The first thing you'll find out about the game when you start to play is that you're not taking on the role of the series' star demon-slayer Dante. Instead, you play as Nero, a champion for a fighting religious order dedicated to the slaying of demons. I have to admit I was confused at first, because Nero is just about the spitting image of Dante, white locks and all. By the time the real Dante showed up to strike down the order's beloved leader my confusion grew, especially since I was doing my best as Nero to slay the Devil May Cry series' poster boy. Fear not, all will become clearer as you make your way through the game and you'll have opportunity to get Dante's sword wet with demon blood as well. The reward for your patience is the chance to put Nero's combat skills to the test, and he's quite the demon-slayer in his own right.
Nero likes to carry an enormous sword and wield side arms as much as Danta does, but he has another ace up his sleeve as well, literally. The Devil Bringer is Nero's glowing magical arm that can reach out and grab enemies from a distance and then pound them on the floor and walls. Nero's sword, guns, and arm can all be upgraded by purchasing new attacks and combos with "proud souls", the currency of sorts that you're rewarded with for your performance in the game. The game's combat and combo system work very well, both from visual and control standpoints. The combos make ample use of most of the controller's buttons and sticks, but rather than complicating things it all makes everything feel more intuitive. It won't be long before you instinctively push buttons and pull sticks during fights without the need to pause and think about arbitrary sequences of button presses or just breaking down and switching to a button mashing mindset. The battles are a treat to watch as the extensive combo system gives you a seemingly endless number of ways to vanquish demons and the smooth and fast animations make the attacks look fluid and dynamic.

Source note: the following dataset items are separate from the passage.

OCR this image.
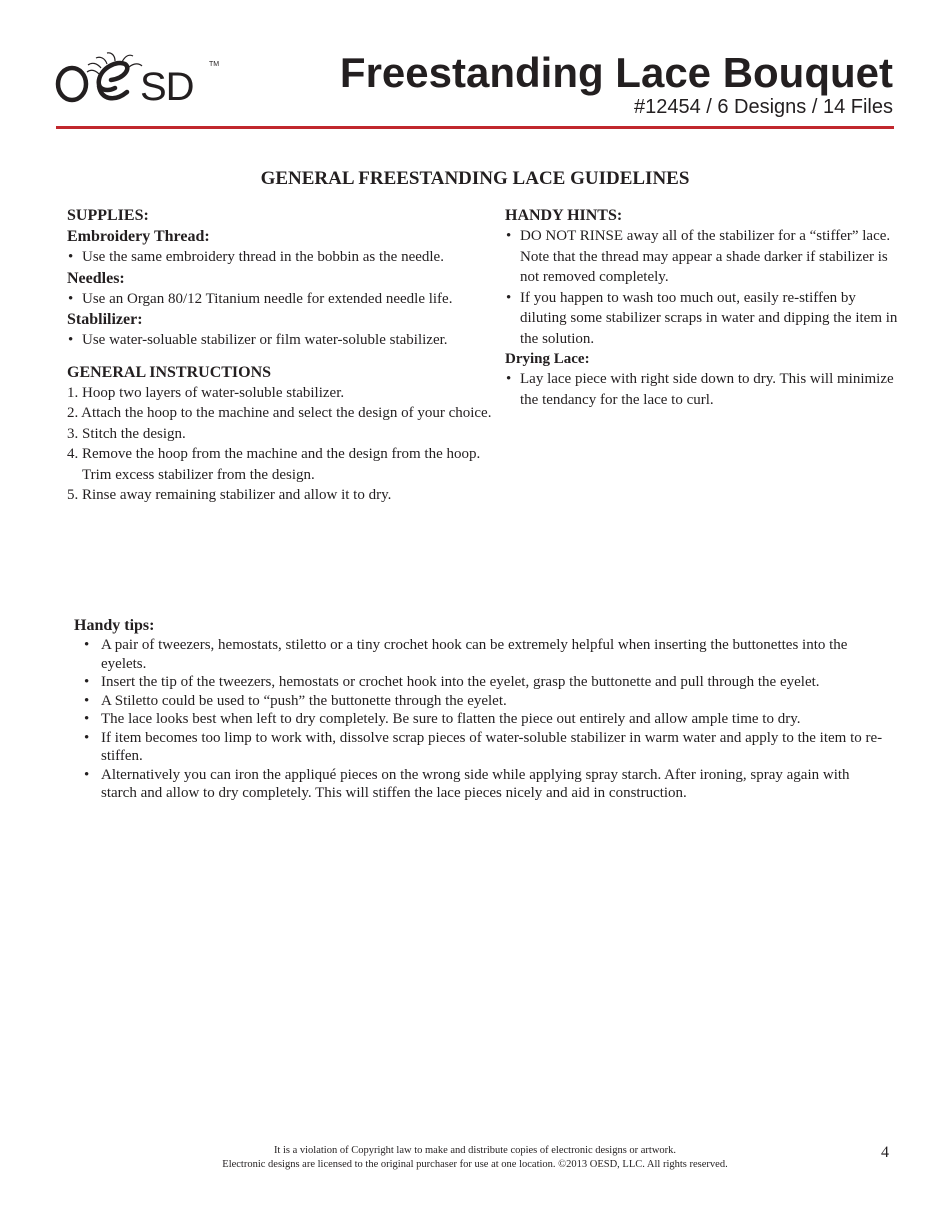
SD
TM	Freestanding Lace Bouquet
#12454 / 6 Designs / 14 Files
GENERAL FREESTANDING LACE GUIDELINES
SUPPLIES:
Embroidery Thread:
• Use the same embroidery thread in the bobbin as the needle.
Needles:
• Use an Organ 80/12 Titanium needle for extended needle life.
Stablilizer:
• Use water-soluable stabilizer or film water-soluble stabilizer.
GENERAL INSTRUCTIONS
1. Hoop two layers of water-soluble stabilizer.
2. Attach the hoop to the machine and select the design of your choice.
3. Stitch the design.
4. Remove the hoop from the machine and the design from the hoop. Trim excess stabilizer from the design.
5. Rinse away remaining stabilizer and allow it to dry.
HANDY HINTS:
• DO NOT RINSE away all of the stabilizer for a “stiffer” lace. Note that the thread may appear a shade darker if stabilizer is not removed completely.
• If you happen to wash too much out, easily re-stiffen by diluting some stabilizer scraps in water and dipping the item in the solution.
Drying Lace:
• Lay lace piece with right side down to dry. This will minimize the tendancy for the lace to curl.
Handy tips:
• A pair of tweezers, hemostats, stiletto or a tiny crochet hook can be extremely helpful when inserting the buttonettes into the eyelets.
• Insert the tip of the tweezers, hemostats or crochet hook into the eyelet, grasp the buttonette and pull through the eyelet.
• A Stiletto could be used to “push” the buttonette through the eyelet.
• The lace looks best when left to dry completely. Be sure to flatten the piece out entirely and allow ample time to dry.
• If item becomes too limp to work with, dissolve scrap pieces of water-soluble stabilizer in warm water and apply to the item to re-stiffen.
• Alternatively you can iron the appliqué pieces on the wrong side while applying spray starch. After ironing, spray again with starch and allow to dry completely. This will stiffen the lace pieces nicely and aid in construction.
It is a violation of Copyright law to make and distribute copies of electronic designs or artwork.
Electronic designs are licensed to the original purchaser for use at one location. ©2013 OESD, LLC. All rights reserved.
4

It's a good thing that Devil May Cry 4 has such a well-implemented combat system, because without it the game would run the risk of quickly growing repetitive. Even with all of the great ways there are to slay demons, there are a lot of demons to slay and you'll become intimately familiar with some of the forms these demonic beasties take. It's repetitive enough that if you don't really enjoy the over-the-top brawling in the game then you're not really going to like this game at all.